South Dakota regulators say Sanford has a clean record there.

"There have been no adverse actions taken against them, no fines or suspensions," said Randy Moses, assistant director of the South Dakota Division of Insurance.

Sanford's interest in expanding its insurance program into North Dakota actually preceded its merger talks with MeritCare, which were made public June 17. Hamm said he met with Sanford representatives in March.

"There was absolutely no discussion in the meeting of a possible merger with MeritCare," Hamm said.

Ruth Krystopolski, Sanford Health Plan president, said "a lot of the leg work" had already been done before the two health systems decided to pursue the merger.

Employers served by Sanford in northern South Dakota have employees in North Dakota, the impetus for seeking authority to offer insurance in the neighboring state, Krystopolski said.

Sanford's insurance program has contracts with about 8,000 health providers, including doctors, clinics, hospitals and therapists.

"We don't have a product that's just our health system," Krystopolski said.

The Sanford Health Plan is a health maintenance organization, which combines insurance and delivery of health services.

Most of its insurance plans, however, allow those it covers to select their "preferred provider," but may pay more to go outside their chosen medical network, Krystopolski said.

Classic HMOs, as health maintenance organizations are called, never caught on in the North Dakota insurance market.

The Sanford plan focuses on wellness and preventive health, with a staff of 40 nurses and other health professionals who visit workplaces to help clients improve their health, Krystipolski said.

"I think they will accelerate the push toward wellness and away from illness," Middaugh said. His agency sells Blue Cross Blue Shield as well as Medica insurance, but he's interested in offering Sanford health insurance as well.

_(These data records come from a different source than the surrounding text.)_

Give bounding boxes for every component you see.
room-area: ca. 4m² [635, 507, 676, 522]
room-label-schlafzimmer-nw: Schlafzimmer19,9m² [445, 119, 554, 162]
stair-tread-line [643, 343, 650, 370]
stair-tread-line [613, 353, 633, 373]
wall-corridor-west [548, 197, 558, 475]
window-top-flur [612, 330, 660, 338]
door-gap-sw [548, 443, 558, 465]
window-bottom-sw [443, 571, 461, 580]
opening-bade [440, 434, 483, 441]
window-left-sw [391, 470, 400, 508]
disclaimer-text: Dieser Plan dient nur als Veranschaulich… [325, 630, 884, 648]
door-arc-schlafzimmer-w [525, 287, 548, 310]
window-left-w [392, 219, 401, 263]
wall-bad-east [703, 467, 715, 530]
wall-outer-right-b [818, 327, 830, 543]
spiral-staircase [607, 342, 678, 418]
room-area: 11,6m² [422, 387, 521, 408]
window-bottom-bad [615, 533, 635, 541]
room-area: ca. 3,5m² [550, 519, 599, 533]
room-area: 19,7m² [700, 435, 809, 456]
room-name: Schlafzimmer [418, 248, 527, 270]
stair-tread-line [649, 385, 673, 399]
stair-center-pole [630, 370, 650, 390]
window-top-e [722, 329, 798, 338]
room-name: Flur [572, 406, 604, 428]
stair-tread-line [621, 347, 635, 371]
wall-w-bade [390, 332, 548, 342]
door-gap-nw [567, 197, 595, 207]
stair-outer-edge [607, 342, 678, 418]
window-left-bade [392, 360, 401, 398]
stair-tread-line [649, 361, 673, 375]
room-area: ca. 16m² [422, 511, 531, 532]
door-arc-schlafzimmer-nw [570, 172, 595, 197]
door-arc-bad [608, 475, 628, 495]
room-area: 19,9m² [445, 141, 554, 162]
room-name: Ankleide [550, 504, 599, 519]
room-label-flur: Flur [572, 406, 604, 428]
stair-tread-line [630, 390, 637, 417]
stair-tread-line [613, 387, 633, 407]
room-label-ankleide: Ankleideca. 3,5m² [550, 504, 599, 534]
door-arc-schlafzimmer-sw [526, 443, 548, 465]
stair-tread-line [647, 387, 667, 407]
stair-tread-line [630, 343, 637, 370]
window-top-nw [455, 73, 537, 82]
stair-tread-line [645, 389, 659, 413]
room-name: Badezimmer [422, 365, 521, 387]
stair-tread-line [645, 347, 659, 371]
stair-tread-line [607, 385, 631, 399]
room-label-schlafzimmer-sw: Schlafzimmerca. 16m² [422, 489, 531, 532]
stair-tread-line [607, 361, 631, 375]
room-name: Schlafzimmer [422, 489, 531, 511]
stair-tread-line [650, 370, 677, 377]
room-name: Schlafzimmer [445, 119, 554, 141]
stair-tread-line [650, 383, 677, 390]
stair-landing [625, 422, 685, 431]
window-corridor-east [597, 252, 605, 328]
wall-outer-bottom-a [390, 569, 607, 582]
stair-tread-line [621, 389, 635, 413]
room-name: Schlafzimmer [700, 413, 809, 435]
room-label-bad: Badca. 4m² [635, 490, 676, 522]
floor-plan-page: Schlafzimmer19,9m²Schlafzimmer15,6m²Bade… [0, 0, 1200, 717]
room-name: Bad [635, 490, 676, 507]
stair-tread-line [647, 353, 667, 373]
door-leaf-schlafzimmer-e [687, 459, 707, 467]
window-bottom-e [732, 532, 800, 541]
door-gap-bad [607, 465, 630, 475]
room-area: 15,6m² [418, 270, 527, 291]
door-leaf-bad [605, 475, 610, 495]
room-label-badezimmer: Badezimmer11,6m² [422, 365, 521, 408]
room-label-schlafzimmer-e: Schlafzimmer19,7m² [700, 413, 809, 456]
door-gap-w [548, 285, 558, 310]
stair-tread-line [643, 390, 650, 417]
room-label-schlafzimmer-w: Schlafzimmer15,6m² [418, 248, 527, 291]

"I think competition is good for everyone, including the companies that compete with each other," Middaugh said. "It makes everyone better."

There's very little real competition in the North Dakota health insurance market today, Hamm said. By his tally, there are fewer than 10 companies that actively sell in the state, and only half that number offer individual coverage.

Blue Cross Blue Shield of North Dakota's current wellness staff includes exercise, nutrition and health education staff members who can work with employer groups, spokeswoman Denise Kolpack said.

As for Sanford's influence on the market, Kolpack had little to say.

"Until we know the specifics it's still speculative," she said. "We have competition that we deal with every day."